His dread was palpable. He closed his eyes again, as if the sight of himself in his current condition could not be borne. “How do you know about this?”
“The engineered suicides? It doesn’t matter how I know, Billy. All that matters is I know, and I need answers.”
“For God’s sake, who are you?”
She considered his question and decided to answer it. “Let’s talk movies. You want to talk movies?”
“Something’s wrong with you. What’s wrong with you?”
“Just humor me, Billy. It’s always wise to humor me. You’ve probably seen that old movie Butch Cassidy and the Sundance Kid.”
“Newman and Redford.”
“That’s right. They’re being chased by this posse that just won’t quit. At one point they look back across a vast landscape and they’re still being pursued, and they can’t believe the doggedness of that posse. Butch says to Sundance—or Sundance says to Butch, I don’t remember which—he says, ‘Who are those guys?’ He says it like maybe they’re supernatural or they’re fate personified. See, Billy, all you need to know is—I’m those guys.”

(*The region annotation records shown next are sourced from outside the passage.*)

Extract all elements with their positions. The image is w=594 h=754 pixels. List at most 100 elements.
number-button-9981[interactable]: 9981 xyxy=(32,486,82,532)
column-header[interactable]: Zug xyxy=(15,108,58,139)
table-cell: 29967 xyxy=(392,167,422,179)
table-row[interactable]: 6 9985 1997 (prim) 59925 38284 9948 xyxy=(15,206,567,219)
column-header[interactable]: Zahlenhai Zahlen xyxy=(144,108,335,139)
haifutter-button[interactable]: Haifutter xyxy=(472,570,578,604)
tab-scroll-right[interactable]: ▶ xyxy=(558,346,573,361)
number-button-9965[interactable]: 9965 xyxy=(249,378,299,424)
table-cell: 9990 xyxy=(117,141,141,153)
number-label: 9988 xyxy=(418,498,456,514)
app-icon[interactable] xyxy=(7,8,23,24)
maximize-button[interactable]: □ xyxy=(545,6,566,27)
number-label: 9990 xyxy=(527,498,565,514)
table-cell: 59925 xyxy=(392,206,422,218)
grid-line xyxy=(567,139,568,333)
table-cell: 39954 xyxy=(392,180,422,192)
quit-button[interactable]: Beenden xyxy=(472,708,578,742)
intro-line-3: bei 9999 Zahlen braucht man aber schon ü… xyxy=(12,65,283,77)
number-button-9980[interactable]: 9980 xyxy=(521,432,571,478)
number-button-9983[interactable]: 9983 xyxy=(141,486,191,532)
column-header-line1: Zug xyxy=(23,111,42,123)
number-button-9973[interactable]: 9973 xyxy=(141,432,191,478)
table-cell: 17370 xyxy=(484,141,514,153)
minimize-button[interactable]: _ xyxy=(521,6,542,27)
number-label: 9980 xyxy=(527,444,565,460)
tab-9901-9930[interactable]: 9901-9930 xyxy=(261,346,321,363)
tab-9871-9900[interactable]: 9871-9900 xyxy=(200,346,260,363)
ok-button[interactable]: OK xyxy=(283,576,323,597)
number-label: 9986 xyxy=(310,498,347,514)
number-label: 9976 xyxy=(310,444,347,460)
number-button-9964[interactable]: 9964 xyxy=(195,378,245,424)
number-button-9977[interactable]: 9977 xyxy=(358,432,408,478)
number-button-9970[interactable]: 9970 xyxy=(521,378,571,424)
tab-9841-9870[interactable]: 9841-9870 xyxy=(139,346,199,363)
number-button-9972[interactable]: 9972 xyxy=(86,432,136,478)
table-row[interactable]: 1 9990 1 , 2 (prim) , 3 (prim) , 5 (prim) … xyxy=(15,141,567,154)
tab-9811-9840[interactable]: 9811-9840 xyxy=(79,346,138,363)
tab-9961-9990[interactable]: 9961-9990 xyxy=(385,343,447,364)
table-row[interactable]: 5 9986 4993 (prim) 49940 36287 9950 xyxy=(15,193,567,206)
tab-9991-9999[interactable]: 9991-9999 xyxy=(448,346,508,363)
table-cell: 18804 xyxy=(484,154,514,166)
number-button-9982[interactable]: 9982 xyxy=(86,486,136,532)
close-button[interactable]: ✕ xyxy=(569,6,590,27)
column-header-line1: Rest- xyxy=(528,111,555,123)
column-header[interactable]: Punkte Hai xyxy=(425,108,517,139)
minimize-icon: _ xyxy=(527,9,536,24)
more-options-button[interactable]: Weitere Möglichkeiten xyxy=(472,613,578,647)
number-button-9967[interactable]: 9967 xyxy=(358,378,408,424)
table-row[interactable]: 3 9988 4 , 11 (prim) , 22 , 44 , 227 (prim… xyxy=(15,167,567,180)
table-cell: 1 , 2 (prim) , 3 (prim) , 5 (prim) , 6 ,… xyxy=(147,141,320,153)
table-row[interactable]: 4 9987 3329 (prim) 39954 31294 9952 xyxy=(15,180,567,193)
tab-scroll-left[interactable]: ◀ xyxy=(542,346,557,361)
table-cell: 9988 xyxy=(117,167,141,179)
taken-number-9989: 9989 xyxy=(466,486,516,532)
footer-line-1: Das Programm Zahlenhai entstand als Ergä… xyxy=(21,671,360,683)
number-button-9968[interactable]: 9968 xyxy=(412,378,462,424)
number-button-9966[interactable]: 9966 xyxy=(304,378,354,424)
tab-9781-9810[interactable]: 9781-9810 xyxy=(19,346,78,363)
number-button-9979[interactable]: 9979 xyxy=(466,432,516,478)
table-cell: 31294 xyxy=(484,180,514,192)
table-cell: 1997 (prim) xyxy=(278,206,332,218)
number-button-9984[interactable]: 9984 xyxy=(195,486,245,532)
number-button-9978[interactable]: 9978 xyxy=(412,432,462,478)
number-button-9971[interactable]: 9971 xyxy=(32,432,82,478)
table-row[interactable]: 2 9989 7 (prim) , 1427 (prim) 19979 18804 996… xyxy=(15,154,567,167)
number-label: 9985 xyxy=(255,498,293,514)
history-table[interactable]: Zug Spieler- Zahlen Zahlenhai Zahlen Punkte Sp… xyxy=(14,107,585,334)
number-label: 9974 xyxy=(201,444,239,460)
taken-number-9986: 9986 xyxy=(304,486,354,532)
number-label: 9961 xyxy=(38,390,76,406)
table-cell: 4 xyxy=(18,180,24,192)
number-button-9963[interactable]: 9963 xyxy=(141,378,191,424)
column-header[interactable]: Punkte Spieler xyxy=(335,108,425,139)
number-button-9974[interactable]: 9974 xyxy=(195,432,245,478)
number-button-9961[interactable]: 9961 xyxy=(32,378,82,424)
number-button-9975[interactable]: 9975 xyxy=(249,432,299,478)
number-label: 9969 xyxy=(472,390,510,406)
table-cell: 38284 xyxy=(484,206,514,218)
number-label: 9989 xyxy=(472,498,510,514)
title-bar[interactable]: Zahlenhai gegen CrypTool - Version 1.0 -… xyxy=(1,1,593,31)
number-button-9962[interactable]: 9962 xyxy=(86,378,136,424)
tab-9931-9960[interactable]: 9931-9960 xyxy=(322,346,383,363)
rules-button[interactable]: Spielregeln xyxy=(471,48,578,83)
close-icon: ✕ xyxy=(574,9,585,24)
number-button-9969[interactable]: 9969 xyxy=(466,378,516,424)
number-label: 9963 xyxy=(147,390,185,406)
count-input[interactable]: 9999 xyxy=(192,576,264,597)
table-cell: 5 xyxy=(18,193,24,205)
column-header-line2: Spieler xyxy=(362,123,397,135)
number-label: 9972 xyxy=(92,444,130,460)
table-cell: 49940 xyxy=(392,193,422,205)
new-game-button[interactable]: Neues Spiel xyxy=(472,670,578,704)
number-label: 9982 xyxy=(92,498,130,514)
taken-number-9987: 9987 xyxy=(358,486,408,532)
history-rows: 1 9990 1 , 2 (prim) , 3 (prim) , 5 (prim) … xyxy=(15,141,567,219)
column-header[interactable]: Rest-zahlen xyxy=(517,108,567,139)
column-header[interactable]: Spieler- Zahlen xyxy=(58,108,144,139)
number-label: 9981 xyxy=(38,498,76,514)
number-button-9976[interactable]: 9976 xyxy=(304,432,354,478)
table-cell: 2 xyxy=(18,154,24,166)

When Overton opened his eyes and shifted uncomfortably in his plastic shackles, he appeared to be resigned, at last, to complete cooperation. “It’s not Shenneck’s intention or mine, or anyone’s, that ninety percent of the population will end up programmed like those girls at Aspasia. Or even fifty percent. That’s not a world anyone would want to live in.”
“So even Shenneck has moral limits? Or is it merely a matter of practicality? Might be impossible to produce the billions of injections that would enslave all but the elite.”
He soldiered on. “There are people in all professions who have greater influence on society than they should.”
“What people would they be?”
“Those who push the culture in the wrong direction.”